The Prescription Drug Pricing Reduction Act of 2019, passed over the summer by a bipartisan two-thirds majority of our committee, would lower beneficiaries' premiums by $6 billion, reduce their out-of-pocket costs by $25 billion, and even lower drug prices in the commercial market, an analysis by the Congressional Budget Office has found.
It would accomplish all this by improving Medicare Part D (the drug-insurance program). Part D's complex structure currently assigns responsibility for costs in various ways across the different phases of the benefit. In the initial phase, after a deductible, insurance companies and their pharmacy-benefit managers are responsible for 75% of the drug's cost, while the beneficiary pays 25%. Once a beneficiary has spent a moderate amount and reaches the so-called doughnut-hole phase — a coverage gap — the insurance plan covers only 5%, the drugmaker is required to provide a 70% discount and the patient covers 25%. Finally, for beneficiaries with very high prescription costs, there is the catastrophic phase, in which the insurer pays 15%, the patient pays 5% and the federal government picks up the remaining 80%.
Our legislation would simplify this structure. Beneficiaries' out-of-pocket expenses would be capped at $3,100 annually, bringing much-needed relief to those who rely on insulin, for instance, or who are being treated with an expensive cancer drug. All Medicare beneficiaries would have peace of mind from knowing they would never need to go bankrupt paying for medicines.
The legislation would also finally eliminate the Medicare doughnut hole, a policy that has caused seniors anxiety and financial stress for more than a decade.
And it would hold insurance companies responsible for managing costs through the entire benefit. During the initial phase, which would last until the $3,100 threshold is reached, insurers would be responsible for 75% of costs. After that, they would pay 60%, the federal government would pay 20% and pharmaceutical companies would have to provide a 20% percent discount. That would put drugmakers on the hook for their own prices. The more they charge patients and taxpayers, the greater the discount they would have to provide in the catastrophic phase. Insurers and drugmakers would have new incentive to negotiate lower prices.
One other major change to Part D in our bill would limit taxpayer subsidies to drug companies so that they could no longer raise prices beyond the cost of inflation and expect Medicare to foot the bill. Companies could either limit price increases to the rate of inflation or pay Medicare a rebate. This too would lower beneficiary costs and lessen Medicare's financial burden, the CBO says.
Even with these significant changes, the legislation would maintain Part D's free-market structure, allowing drug companies to recover their research-and-development costs and continue to innovate.

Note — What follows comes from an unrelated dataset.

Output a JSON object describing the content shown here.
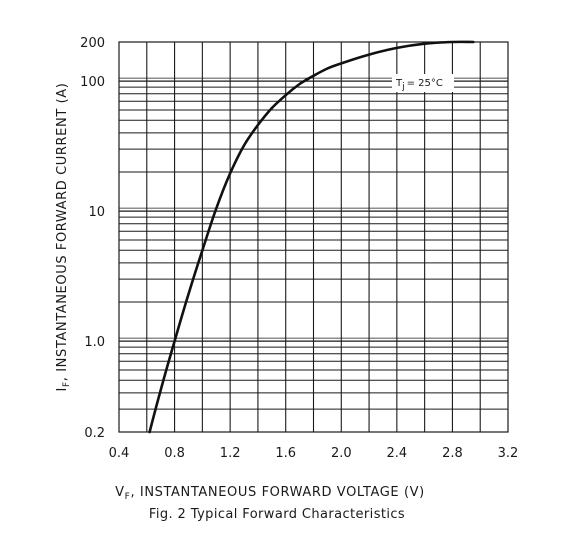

Our plan is leading the way toward a solution that can pass Congress and be signed by the president this year: It is the only comprehensive, bipartisan prescription drug legislation to have passed a congressional committee, and it has been endorsed by more than a dozen advocacy groups spanning the political spectrum, from the senior group AARP to the libertarian Cato Institute. We encourage our colleagues to work with us to deliver for patients and taxpayers. Americans who can't afford their prescription medicines are counting on Congress to act now.
Sen. Chuck Grassley, R-Iowa, is chairman of the Senate Finance Committee. Sen. Ron Wyden, D-Ore., is the ranking member of the Senate Finance Committee.